Target has spent the last several years modernizing our technology stack and advancing our in-house development capabilities. We’ve grown to a global team of over 4,500 incredibly talented technologists and created a culture of testing, learning, and agile processes to great success. This journey has led to an uptick in fantastic new homegrown innovations that help make Target a joyful place to shop and work.
We’re here to highlight one internal innovation in particular – myTime for Target, a mobile scheduling app for our field team. myTime for Target was built in-house from the ground up and rolled out last year to enable a more connected and engaged field workforce. Team members can voluntarily use the app as another way to digitally view their schedules and timecards, indicate availability preferences, and request coverage for shifts as well as pick up new ones.
How We Started
myTime for Target started as many engineering discussions do – ideating about how we can deliver purposeful capabilities that improve an experience for our guests and/or team.

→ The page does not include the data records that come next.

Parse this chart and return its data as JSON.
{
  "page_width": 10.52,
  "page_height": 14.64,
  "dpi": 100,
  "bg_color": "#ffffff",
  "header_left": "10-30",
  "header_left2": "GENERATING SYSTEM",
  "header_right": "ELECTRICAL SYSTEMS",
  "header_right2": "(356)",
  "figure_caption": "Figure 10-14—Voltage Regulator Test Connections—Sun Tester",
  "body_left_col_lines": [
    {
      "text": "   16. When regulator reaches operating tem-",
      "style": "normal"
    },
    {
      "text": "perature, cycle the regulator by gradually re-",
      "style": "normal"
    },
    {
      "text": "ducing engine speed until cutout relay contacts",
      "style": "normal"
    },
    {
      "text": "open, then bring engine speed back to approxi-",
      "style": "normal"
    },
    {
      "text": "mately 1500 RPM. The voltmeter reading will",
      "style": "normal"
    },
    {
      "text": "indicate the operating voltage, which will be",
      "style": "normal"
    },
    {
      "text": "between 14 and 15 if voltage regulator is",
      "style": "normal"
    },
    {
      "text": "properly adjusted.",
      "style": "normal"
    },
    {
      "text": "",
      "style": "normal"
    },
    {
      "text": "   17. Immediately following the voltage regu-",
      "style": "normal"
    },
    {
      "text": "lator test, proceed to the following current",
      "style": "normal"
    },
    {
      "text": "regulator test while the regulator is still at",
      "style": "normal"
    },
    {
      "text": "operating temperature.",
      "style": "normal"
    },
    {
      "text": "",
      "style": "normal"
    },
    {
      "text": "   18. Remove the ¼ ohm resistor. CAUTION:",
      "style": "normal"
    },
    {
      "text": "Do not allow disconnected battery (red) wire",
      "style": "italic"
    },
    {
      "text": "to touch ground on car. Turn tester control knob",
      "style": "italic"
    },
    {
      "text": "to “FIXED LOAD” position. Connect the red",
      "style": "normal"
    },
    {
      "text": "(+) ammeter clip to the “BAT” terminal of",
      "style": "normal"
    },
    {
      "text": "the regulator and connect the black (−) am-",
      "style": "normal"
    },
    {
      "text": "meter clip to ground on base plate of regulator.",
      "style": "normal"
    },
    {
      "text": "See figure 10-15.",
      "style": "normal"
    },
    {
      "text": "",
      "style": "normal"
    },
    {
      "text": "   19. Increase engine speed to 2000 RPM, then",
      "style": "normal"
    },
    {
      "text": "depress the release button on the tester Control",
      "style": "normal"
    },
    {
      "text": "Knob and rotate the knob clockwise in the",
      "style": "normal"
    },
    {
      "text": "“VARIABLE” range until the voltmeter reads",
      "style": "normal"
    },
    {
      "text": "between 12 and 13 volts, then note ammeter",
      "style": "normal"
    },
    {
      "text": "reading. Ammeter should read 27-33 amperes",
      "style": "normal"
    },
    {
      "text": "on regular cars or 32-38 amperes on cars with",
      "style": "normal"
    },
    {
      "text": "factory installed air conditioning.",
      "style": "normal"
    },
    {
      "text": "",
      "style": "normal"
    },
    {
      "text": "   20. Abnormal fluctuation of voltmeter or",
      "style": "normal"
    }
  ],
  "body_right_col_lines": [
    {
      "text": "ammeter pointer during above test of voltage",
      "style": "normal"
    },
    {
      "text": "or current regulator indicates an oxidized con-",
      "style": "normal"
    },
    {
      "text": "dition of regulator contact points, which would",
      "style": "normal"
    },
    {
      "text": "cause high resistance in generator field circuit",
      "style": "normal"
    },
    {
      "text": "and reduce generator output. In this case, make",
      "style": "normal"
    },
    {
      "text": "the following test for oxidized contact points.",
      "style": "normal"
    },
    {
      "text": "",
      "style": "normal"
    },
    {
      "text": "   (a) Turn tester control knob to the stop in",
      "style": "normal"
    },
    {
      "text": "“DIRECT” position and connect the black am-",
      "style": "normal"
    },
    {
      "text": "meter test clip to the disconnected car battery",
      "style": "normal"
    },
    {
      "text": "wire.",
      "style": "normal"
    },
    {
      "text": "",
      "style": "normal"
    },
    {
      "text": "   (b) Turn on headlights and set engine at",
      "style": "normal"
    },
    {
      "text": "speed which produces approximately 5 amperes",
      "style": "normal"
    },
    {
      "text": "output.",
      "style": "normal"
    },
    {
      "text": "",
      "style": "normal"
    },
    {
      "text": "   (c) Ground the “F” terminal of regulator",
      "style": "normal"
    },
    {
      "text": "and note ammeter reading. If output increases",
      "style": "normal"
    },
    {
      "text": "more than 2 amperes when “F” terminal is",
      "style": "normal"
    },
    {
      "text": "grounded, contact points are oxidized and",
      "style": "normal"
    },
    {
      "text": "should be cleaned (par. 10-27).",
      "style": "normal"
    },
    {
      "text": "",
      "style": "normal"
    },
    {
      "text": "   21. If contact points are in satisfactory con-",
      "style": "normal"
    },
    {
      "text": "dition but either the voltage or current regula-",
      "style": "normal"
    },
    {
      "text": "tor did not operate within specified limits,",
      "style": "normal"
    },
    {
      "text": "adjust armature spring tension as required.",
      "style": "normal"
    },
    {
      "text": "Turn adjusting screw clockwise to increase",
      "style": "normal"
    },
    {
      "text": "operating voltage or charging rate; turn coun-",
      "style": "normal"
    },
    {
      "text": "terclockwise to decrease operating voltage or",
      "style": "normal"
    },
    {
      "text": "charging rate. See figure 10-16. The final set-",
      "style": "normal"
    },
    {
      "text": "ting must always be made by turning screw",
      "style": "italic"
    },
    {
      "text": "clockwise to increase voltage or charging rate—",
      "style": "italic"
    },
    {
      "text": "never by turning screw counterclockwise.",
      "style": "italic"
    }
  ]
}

In this case, the team asked itself: How can we make scheduling more efficient for field leaders and more flexible, convenient, and empowering for field team members?
It’s this type of experience-centric approach that guides our product engineering team here at Target. We spend time understanding the personas of who we are building for and what they value most. In this situation, we wanted a tool that would provide our frontline team members with more options of working when they want as well as more adaptability and control in managing their own schedules. We wanted this to be an impactful investment in technology that would translate into a meaningful investment in our team.
Developing the Technology
We needed a solution that would be easy to use and could scale to meet the needs of 350,000+ hourly team members across the country. We also needed a solution that emphasized responsiveness but could manage difficult data structures comprised of large volumes of schedule and timecard data.
Target’s technology product model really proved advantageous once we determined our objectives and requirements. There was no need to devise new technologies – we built the app and its features completely on our existing technology stack. It was a testament to our years of investment in developing a customized platform and microservices architecture.
We started defining minimum viable product parameters by engaging with distribution center partners and focusing on key improvements to their process. Schedule preferences and visibility were important to one portion of that team while the ability to manage and communicate about voluntary and mandatory schedule changes were critical to another portion. We built these functions into the app and began testing them with a single distribution center and a couple thousand team members.
During the process, our team pivoted to producing data from Kafka and consuming it into caches that serve the myTime for Target application. All of this operates at and for Target scale showing a minimum amount of delay between the underlying administrative system and the mobile application, while maintaining integrity of our scheduling and timekeeping data.
Testing and Learning
We slowly expanded the number of distribution centers we worked with and continued to improve the app’s functionality based on more input. Focus group feedback gave us valuable insight on how team members were using myTime, what additional features would be helpful to extend our use cases, and how we should adjust engineering priorities as we continued to expand the pilot. Early on, our engineers built a “request to cover” option where team members can post and swap shifts or pick up more hours simply, and with automatic approvals that account for data complexities. The capability has helped speed up the time it takes for some weekly scheduling and planning processes to just a few minutes.
With an average of over 70 interactions per second on the platform by team members, we have helpful user feedback arriving via multiple channels and our team continues to make additions, corrections, and improvements to the platform through weekly releases. Our goal remains the same – a solution that streamlines tasks and improves the scheduling experience.
We’re proud of this technology we’ve built and the positive impact that it’s having for our team members and leaders. And much more is possible. As we work to deliver additional scheduling capabilities and features, we will provide more opportunities for deeper engagement, improved work life balance, and a more empowered and connected workforce. The app and our engineering process is proving that both what we build and how we build are competitive differentiators for Target.